Tudo indica que, em um futuro bem próximo, usar IA para criar conteúdo de campanhas será a regra, e esses avisos não farão nem sentido. Seria como eu avisar a você que essa coluna foi escrita com Microsoft Word.

Mas esse tempo ainda não chegou, e as diferentes visões que as pessoas têm sobre IA joga luz sobre a importância desses avisos.

Como funcionam os avisos de IA nas eleições brasileiras

No Brasil, a Resolução nº 23.732/2024, do Tribunal Superior Eleitoral (TSE), determina que o responsável pela propaganda eleitoral deve informar “de modo explícito, destacado e acessível que o conteúdo foi fabricado ou manipulado e a tecnologia utilizada” quando o uso de IA “criar, substituir, omitir, mesclar ou alterar a velocidade ou sobrepor imagens ou sons” (art. 9º-B).

Essa exigência não se aplica quando a IA for usada para ajustes na qualidade da imagem ou do som, na produção de elementos gráficos de identidade visual, vinhetas e logomarcas, além de “recursos de marketing de uso costumeiro em campanhas”.

Alguns casos chegaram na Justiça Eleitoral esse ano, mas, finalizado o primeiro turno das eleições municipais, não aconteceu o apocalipse do uso de IA para manipular conteúdos que alguns esperavam.

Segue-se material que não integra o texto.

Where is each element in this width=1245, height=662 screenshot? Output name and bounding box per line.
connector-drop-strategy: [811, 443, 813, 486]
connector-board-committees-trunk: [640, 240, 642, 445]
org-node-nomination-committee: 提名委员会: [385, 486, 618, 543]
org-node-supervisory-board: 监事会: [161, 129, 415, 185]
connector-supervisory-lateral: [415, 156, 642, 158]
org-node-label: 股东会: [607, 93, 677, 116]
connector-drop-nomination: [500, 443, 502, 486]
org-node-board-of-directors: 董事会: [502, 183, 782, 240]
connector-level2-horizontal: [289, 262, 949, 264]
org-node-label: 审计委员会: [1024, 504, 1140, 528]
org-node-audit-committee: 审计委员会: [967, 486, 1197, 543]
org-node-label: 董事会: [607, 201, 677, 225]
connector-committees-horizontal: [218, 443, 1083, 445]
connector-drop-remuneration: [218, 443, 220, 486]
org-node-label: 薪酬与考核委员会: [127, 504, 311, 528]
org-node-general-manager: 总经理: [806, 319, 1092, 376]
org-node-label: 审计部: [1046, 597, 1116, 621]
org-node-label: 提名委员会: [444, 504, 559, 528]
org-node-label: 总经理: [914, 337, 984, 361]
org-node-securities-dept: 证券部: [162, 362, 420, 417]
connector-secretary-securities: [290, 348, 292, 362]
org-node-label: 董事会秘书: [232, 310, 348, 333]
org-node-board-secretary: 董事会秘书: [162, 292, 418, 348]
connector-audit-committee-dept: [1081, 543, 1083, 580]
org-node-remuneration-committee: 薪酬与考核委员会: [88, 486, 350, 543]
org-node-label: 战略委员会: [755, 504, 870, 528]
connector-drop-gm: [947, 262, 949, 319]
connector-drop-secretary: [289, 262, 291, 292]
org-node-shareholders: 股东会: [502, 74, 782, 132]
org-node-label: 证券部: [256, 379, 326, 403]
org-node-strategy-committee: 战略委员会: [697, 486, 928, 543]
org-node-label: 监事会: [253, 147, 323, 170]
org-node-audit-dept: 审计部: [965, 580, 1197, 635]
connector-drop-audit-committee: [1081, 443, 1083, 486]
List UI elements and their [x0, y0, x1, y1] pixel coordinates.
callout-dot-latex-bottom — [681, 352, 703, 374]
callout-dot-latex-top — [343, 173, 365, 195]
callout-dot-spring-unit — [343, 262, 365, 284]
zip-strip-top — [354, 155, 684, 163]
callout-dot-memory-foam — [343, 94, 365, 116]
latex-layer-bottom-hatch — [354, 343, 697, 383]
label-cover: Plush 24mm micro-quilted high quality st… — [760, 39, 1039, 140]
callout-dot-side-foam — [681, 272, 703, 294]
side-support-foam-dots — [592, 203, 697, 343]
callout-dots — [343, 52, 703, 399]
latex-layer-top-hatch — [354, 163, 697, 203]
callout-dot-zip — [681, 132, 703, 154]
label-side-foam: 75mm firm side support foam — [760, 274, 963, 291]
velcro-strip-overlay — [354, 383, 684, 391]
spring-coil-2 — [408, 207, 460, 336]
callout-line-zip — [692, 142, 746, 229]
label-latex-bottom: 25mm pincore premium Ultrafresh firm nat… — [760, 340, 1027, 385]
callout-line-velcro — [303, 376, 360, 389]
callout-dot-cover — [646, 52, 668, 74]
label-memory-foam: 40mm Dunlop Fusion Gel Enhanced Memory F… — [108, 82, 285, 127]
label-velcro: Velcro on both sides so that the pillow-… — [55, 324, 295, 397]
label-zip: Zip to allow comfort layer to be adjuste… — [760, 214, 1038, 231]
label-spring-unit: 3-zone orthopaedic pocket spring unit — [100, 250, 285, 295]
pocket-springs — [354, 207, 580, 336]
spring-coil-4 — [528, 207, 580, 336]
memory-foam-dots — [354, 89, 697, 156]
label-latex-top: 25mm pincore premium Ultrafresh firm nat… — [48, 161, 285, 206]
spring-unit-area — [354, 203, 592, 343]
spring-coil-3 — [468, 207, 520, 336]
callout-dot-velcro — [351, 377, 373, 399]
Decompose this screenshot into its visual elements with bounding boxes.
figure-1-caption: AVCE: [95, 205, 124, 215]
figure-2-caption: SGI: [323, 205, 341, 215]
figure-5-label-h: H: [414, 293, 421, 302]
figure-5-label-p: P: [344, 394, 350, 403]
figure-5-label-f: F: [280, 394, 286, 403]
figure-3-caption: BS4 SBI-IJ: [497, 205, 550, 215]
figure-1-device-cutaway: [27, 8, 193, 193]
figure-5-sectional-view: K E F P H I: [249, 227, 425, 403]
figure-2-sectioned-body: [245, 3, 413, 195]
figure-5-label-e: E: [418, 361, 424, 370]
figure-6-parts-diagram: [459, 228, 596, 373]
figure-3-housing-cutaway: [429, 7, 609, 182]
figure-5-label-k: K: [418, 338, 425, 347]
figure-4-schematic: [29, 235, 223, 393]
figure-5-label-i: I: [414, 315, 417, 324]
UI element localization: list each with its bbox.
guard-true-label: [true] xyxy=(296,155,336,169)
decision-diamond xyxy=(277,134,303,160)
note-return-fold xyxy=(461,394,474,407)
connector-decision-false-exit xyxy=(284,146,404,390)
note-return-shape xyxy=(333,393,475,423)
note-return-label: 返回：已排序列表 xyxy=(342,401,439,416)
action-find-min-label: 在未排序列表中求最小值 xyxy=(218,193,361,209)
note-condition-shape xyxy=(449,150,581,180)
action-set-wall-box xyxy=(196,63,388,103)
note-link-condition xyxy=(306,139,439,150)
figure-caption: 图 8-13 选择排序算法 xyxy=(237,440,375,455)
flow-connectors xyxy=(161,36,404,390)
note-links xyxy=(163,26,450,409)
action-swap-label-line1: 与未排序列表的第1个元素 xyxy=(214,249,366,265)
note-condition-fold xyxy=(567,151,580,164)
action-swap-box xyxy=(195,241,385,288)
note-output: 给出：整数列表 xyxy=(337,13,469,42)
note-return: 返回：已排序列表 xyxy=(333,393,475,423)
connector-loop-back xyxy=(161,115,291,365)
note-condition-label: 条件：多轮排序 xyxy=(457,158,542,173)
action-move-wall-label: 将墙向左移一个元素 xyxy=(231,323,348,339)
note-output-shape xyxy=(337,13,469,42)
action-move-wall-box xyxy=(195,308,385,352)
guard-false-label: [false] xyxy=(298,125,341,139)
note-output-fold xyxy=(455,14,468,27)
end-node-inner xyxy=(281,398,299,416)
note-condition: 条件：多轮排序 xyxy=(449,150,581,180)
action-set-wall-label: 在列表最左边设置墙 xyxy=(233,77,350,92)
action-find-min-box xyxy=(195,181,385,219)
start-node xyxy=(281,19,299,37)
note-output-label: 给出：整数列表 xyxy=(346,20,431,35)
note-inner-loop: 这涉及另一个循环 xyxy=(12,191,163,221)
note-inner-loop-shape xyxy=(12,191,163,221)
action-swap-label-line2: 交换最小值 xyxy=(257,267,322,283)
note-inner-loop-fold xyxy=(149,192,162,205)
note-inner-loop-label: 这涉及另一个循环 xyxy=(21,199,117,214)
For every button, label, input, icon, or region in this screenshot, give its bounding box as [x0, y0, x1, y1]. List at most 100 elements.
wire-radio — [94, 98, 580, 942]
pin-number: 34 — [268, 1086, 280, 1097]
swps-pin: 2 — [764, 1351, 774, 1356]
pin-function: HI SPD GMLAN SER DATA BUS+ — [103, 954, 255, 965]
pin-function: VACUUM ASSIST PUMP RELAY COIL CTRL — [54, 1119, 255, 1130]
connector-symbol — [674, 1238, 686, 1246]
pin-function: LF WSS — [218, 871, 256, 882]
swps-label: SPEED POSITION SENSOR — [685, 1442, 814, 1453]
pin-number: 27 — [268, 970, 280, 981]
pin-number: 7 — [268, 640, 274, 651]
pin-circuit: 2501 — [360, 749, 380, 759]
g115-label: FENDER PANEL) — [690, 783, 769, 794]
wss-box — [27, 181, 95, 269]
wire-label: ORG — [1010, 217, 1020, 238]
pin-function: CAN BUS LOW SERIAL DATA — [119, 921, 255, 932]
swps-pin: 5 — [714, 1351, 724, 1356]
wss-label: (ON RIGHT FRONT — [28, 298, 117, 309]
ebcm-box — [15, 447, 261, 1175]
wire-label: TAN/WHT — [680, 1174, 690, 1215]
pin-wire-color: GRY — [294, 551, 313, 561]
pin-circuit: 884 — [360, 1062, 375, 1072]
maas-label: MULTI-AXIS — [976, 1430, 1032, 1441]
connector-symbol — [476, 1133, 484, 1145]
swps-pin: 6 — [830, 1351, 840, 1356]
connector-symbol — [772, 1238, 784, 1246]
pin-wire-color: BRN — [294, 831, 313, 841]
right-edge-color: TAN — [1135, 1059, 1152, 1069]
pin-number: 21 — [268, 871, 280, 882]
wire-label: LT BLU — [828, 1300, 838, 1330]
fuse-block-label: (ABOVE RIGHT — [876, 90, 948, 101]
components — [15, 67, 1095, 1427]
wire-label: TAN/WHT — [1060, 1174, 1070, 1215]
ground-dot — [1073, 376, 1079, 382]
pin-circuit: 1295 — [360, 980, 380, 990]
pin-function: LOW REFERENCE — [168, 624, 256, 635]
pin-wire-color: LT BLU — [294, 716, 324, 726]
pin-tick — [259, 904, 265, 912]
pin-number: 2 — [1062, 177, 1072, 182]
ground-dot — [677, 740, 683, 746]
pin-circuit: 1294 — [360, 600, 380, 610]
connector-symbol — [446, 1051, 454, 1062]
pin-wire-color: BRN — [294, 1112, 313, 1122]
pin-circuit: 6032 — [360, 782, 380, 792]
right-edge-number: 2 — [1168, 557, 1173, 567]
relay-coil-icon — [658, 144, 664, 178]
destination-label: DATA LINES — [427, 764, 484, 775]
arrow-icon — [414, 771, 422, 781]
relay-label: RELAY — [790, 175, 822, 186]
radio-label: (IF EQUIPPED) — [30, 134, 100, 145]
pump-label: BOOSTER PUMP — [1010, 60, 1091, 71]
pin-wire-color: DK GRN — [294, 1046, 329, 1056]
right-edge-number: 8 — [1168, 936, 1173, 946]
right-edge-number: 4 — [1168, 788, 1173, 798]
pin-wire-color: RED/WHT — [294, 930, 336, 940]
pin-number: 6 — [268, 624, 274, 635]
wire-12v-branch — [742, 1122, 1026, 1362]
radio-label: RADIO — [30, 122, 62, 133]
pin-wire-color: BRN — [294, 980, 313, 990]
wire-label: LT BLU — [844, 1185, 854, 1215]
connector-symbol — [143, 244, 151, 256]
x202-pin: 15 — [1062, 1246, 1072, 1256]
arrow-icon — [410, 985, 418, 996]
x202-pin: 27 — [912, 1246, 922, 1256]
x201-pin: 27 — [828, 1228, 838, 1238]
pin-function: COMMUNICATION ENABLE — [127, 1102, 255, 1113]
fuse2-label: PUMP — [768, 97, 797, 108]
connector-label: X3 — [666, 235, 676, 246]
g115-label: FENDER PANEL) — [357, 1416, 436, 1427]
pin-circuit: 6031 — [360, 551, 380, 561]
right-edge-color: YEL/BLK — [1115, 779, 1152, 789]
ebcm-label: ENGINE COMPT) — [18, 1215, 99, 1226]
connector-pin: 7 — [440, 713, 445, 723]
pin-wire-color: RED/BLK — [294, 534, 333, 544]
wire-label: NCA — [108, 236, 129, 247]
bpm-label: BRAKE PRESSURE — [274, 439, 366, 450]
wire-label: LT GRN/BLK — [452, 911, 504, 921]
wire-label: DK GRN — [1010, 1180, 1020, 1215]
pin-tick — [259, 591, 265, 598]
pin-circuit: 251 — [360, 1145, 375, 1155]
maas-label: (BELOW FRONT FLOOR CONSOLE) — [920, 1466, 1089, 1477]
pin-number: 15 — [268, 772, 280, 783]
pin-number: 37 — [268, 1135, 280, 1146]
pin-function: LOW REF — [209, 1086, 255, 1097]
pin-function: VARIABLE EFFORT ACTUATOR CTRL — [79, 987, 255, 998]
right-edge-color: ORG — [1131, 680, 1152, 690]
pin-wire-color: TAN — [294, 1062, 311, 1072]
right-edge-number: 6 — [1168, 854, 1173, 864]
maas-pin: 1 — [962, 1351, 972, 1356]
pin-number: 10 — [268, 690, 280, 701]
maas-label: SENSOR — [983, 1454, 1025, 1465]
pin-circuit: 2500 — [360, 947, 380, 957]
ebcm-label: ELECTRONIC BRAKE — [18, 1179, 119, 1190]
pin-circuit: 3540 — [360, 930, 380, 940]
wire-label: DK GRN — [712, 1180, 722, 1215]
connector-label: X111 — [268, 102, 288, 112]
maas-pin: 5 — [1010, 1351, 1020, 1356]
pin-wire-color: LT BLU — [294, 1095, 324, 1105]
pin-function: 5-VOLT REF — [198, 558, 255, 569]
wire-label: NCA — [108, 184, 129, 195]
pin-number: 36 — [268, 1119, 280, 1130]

Essa é uma oportunidade para analisar a experiência e entender como as regras eleitorais podem ser ferramenta para avançar uma agenda sobre educação digital para todos.

Indicar que um conteúdo foi gerado por IA é um passo importante para aumentar a transparência e combater a desinformação, especialmente quando a educação midiática ainda precisa ser amplamente desenvolvida.

Mas, resta o questionamento: o que deve ser incluído nesses avisos de IA?

O Brasil, diferente dos estados norte-americanos, não traz uma redação expressa que deve ser usada nos anúncios eleitorais.

A pesquisa da NYU mostrou que a redação e o design desses avisos afetam significativamente como as pessoas os interpretam.

Além disso, como o público valoriza essas sinalizações? Será que, ao invés de aumentar a confiança, esses avisos podem acabar gerando mais ceticismo e desconfiança?

Esse dever de casa fica para o aprimoramento das regras de olho nas eleições de 2026.